AI system solves SAT geometry questions as well as average American 11th-grade student

September 23, 2015

Examples of questions (left column) and interpretations (right column) derived by GEOS (credit: Minjoon Seo et al./Proceedings of EMNLP)

An AI system that can solve SAT geometry questions as well as the average American 11th-grade student has been developed by researchers at the Allen Institute for Artificial Intelligence (AI2) and University of Washington.

This system, called GeoS, uses a combination of computer vision to interpret diagrams, natural language processing to read and understand text, and a geometric solver, achieving 49 percent accuracy on official SAT test questions.

If these results were extrapolated to the entire Math SAT test, the computer roughly achieved an SAT score of 500 (out of 800), the average test score for 2015.
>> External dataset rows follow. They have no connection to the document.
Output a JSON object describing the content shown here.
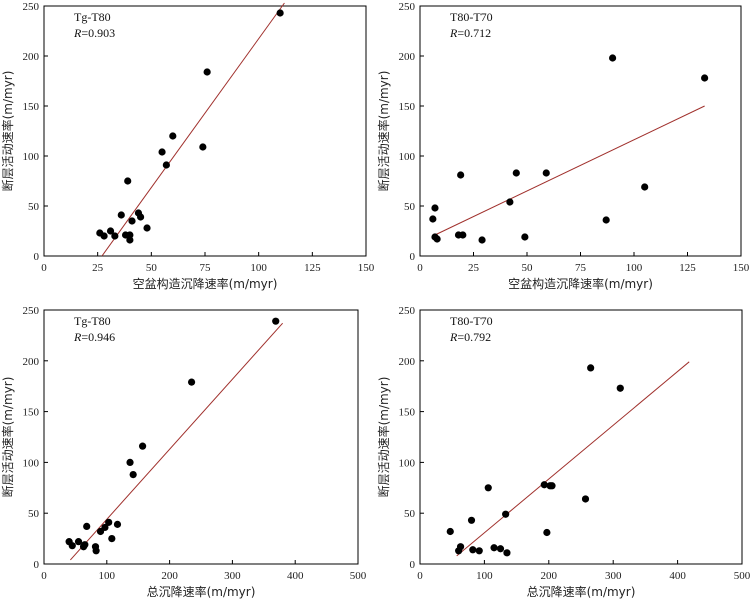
{
  "chart_data": [
    {
      "type": "scatter",
      "title": "Tg-T80",
      "r_label": "R",
      "r_value": "=0.903",
      "xlabel": "空盆构造沉降速率(m/myr)",
      "ylabel": "断层活动速率(m/myr)",
      "xlim": [
        0,
        150
      ],
      "ylim": [
        0,
        250
      ],
      "xticks": [
        "0",
        "25",
        "50",
        "75",
        "100",
        "125",
        "150"
      ],
      "yticks": [
        "0",
        "50",
        "100",
        "150",
        "200",
        "250"
      ],
      "grid": false,
      "points": [
        [
          26,
          23
        ],
        [
          28,
          20
        ],
        [
          31,
          25
        ],
        [
          33,
          20
        ],
        [
          36,
          41
        ],
        [
          38,
          21
        ],
        [
          39,
          75
        ],
        [
          40,
          16
        ],
        [
          40,
          21
        ],
        [
          41,
          35
        ],
        [
          44,
          43
        ],
        [
          45,
          39
        ],
        [
          48,
          28
        ],
        [
          55,
          104
        ],
        [
          57,
          91
        ],
        [
          60,
          120
        ],
        [
          74,
          109
        ],
        [
          76,
          184
        ],
        [
          110,
          243
        ]
      ],
      "fit": [
        [
          27,
          0
        ],
        [
          112,
          253
        ]
      ]
    },
    {
      "type": "scatter",
      "title": "T80-T70",
      "r_label": "R",
      "r_value": "=0.712",
      "xlabel": "空盆构造沉降速率(m/myr)",
      "ylabel": "断层活动速率(m/myr)",
      "xlim": [
        0,
        150
      ],
      "ylim": [
        0,
        250
      ],
      "xticks": [
        "0",
        "25",
        "50",
        "75",
        "100",
        "125",
        "150"
      ],
      "yticks": [
        "0",
        "50",
        "100",
        "150",
        "200",
        "250"
      ],
      "grid": false,
      "points": [
        [
          6,
          37
        ],
        [
          7,
          48
        ],
        [
          7,
          19
        ],
        [
          8,
          17
        ],
        [
          18,
          21
        ],
        [
          19,
          81
        ],
        [
          20,
          21
        ],
        [
          29,
          16
        ],
        [
          42,
          54
        ],
        [
          45,
          83
        ],
        [
          49,
          19
        ],
        [
          59,
          83
        ],
        [
          87,
          36
        ],
        [
          90,
          198
        ],
        [
          105,
          69
        ],
        [
          133,
          178
        ]
      ],
      "fit": [
        [
          6,
          20
        ],
        [
          133,
          150
        ]
      ]
    },
    {
      "type": "scatter",
      "title": "Tg-T80",
      "r_label": "R",
      "r_value": "=0.946",
      "xlabel": "总沉降速率(m/myr)",
      "ylabel": "断层活动速率(m/myr)",
      "xlim": [
        0,
        500
      ],
      "ylim": [
        0,
        250
      ],
      "xticks": [
        "0",
        "100",
        "200",
        "300",
        "400",
        "500"
      ],
      "yticks": [
        "0",
        "50",
        "100",
        "150",
        "200",
        "250"
      ],
      "grid": false,
      "points": [
        [
          40,
          22
        ],
        [
          45,
          18
        ],
        [
          55,
          22
        ],
        [
          63,
          17
        ],
        [
          65,
          19
        ],
        [
          68,
          37
        ],
        [
          82,
          17
        ],
        [
          83,
          13
        ],
        [
          90,
          32
        ],
        [
          97,
          36
        ],
        [
          103,
          41
        ],
        [
          108,
          25
        ],
        [
          117,
          39
        ],
        [
          137,
          100
        ],
        [
          142,
          88
        ],
        [
          157,
          116
        ],
        [
          235,
          179
        ],
        [
          369,
          239
        ]
      ],
      "fit": [
        [
          42,
          4
        ],
        [
          380,
          237
        ]
      ]
    },
    {
      "type": "scatter",
      "title": "T80-T70",
      "r_label": "R",
      "r_value": "=0.792",
      "xlabel": "总沉降速率(m/myr)",
      "ylabel": "断层活动速率(m/myr)",
      "xlim": [
        0,
        500
      ],
      "ylim": [
        0,
        250
      ],
      "xticks": [
        "0",
        "100",
        "200",
        "300",
        "400",
        "500"
      ],
      "yticks": [
        "0",
        "50",
        "100",
        "150",
        "200",
        "250"
      ],
      "grid": false,
      "points": [
        [
          47,
          32
        ],
        [
          60,
          13
        ],
        [
          63,
          17
        ],
        [
          80,
          43
        ],
        [
          82,
          14
        ],
        [
          92,
          13
        ],
        [
          106,
          75
        ],
        [
          115,
          16
        ],
        [
          125,
          15
        ],
        [
          133,
          49
        ],
        [
          135,
          11
        ],
        [
          193,
          78
        ],
        [
          197,
          31
        ],
        [
          202,
          77
        ],
        [
          205,
          77
        ],
        [
          257,
          64
        ],
        [
          265,
          193
        ],
        [
          311,
          173
        ]
      ],
      "fit": [
        [
          57,
          8
        ],
        [
          418,
          199
        ]
      ]
    }
  ]
}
These results, presented at the 2015 Conference on Empirical Methods in Natural Language Processing (EMNLP) in Lisbon, Portugal, were achieved by GeoS solving unaltered SAT questions that it had never seen before and that required an understanding of implicit relationships, ambiguous references, and the relationships between diagrams and natural-language text.
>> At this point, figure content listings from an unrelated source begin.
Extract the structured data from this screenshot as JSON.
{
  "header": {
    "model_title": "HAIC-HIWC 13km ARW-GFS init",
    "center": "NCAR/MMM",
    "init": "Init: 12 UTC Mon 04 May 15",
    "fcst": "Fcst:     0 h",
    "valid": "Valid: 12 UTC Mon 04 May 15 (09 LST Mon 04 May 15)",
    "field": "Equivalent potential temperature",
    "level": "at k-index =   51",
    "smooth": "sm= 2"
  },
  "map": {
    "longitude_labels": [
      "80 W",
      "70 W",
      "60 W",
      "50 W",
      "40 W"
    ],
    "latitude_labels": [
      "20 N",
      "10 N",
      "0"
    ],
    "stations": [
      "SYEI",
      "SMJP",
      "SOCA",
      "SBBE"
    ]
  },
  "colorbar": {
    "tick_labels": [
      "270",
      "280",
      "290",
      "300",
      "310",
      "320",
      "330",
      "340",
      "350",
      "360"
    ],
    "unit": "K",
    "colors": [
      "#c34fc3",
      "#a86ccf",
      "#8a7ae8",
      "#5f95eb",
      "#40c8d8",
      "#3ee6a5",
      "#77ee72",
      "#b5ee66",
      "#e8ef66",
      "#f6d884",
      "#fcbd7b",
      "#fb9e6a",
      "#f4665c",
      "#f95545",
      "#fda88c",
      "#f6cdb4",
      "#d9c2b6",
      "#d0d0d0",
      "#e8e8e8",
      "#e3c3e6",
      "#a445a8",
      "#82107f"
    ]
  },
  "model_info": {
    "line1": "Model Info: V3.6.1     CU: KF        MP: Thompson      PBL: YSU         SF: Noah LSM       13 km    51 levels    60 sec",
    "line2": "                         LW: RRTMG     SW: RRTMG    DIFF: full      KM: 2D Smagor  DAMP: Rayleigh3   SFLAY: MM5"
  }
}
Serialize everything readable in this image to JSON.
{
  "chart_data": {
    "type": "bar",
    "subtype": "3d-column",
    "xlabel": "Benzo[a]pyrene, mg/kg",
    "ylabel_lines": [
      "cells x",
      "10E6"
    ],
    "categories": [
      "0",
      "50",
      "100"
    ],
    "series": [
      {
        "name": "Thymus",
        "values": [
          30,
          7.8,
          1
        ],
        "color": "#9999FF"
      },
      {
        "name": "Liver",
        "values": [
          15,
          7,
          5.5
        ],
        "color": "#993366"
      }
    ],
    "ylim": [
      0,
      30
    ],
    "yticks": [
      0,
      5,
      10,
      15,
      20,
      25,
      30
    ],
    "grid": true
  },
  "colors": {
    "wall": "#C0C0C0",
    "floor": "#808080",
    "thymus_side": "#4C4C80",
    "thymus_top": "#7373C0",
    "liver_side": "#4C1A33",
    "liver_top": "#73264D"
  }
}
The best-known current test of an AI’s intelligence is the Turing test, which involves fooling a human in a blind conversation. “Unlike the Turing Test, standardized tests such as the SAT provide us today with a way to measure a machine’s ability to reason and to compare its abilities with that of a human,” said Oren Etzioni, CEO of AI2. “Much of what we understand from text and graphics is not explicitly stated, and requires far more knowledge than we appreciate.”

How GeoS Works

GeoS is the first end-to-end system that solves SAT plane geometry problems. It does this by first interpreting a geometry question by using the diagram and text in concert to generate the best possible logical expressions of the problem, which it sends to a geometric solver to solve. Then it compares that answer to the multiple-choice answers for that question.

This process is complicated by the fact that SAT questions contain many unstated assumptions. For example, in top example in the SAT problem above, there are several unstated assumptions, such as the fact that lines BD and AC intersect at E.
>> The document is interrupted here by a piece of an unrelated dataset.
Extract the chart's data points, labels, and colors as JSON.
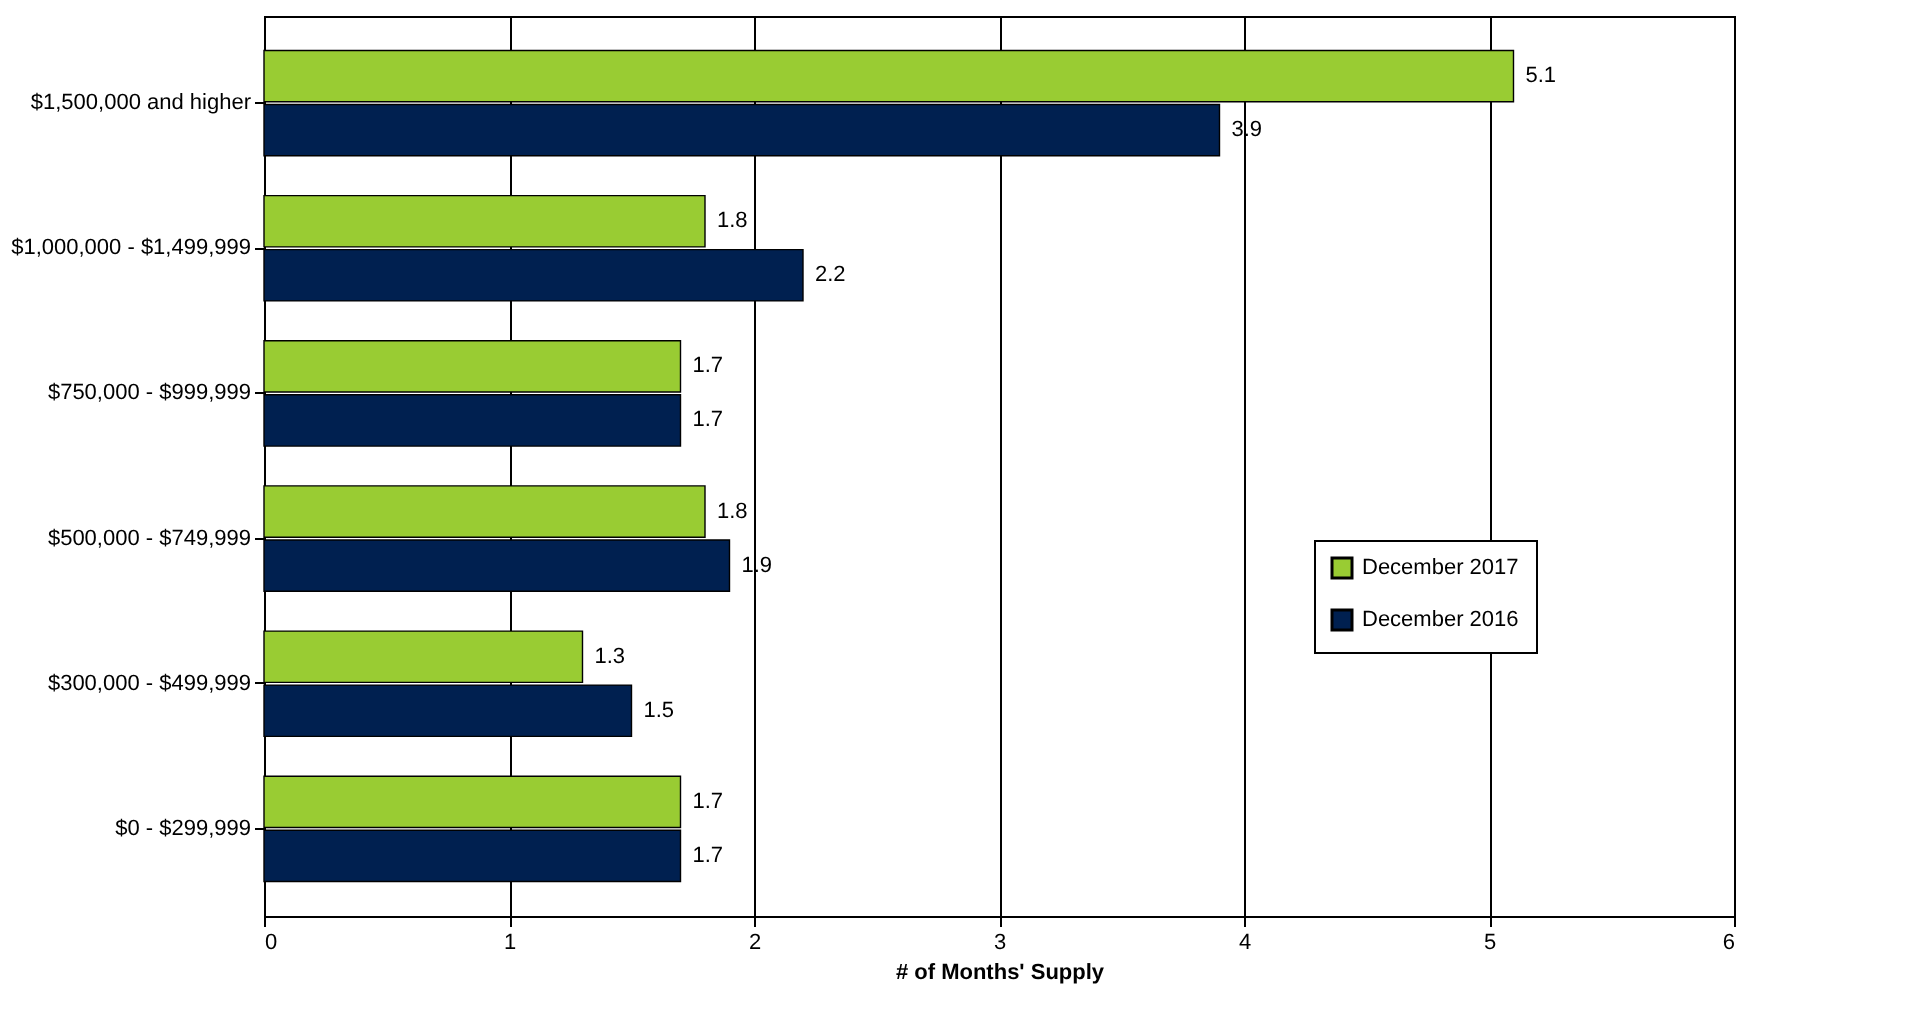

GeoS had a 96 percent accuracy rate on questions it was confident enough to answer. AI2 researchers said they are moving to solve the full set of SAT math questions in the next three years.

An open-access paper outlining the research, “Solving Geometry Problems: Combining Text and Diagram Interpretation,” and a demonstration of the system’s problem-solving are available. All data sets and software are also available for other researchers to use.

The researchers say they are also building systems that can tackle science tests, which require a knowledge base that includes elements of the unstated, common-sense knowledge that humans generate over their lives. This Aristo project is described here.

Abstract of Solving geometry problems: Combining text and diagram interpretation

This paper introduces GeoS, the first automated system to solve unaltered SAT geometry questions by combining text understanding and diagram interpretation. We model the problem of understanding geometry questions as submodular optimization, and identify a formal problem description likely to be compatible with both the question text and diagram. GeoS then feeds the description to a geometric solver that attempts to determine the correct answer. In our experiments, GeoS achieves a 49% score on official SAT questions, and a score of 61% on practice questions. Finally, we show that by integrating textual and visual information, GeoS boosts the accuracy of dependency and semantic parsing of the question text.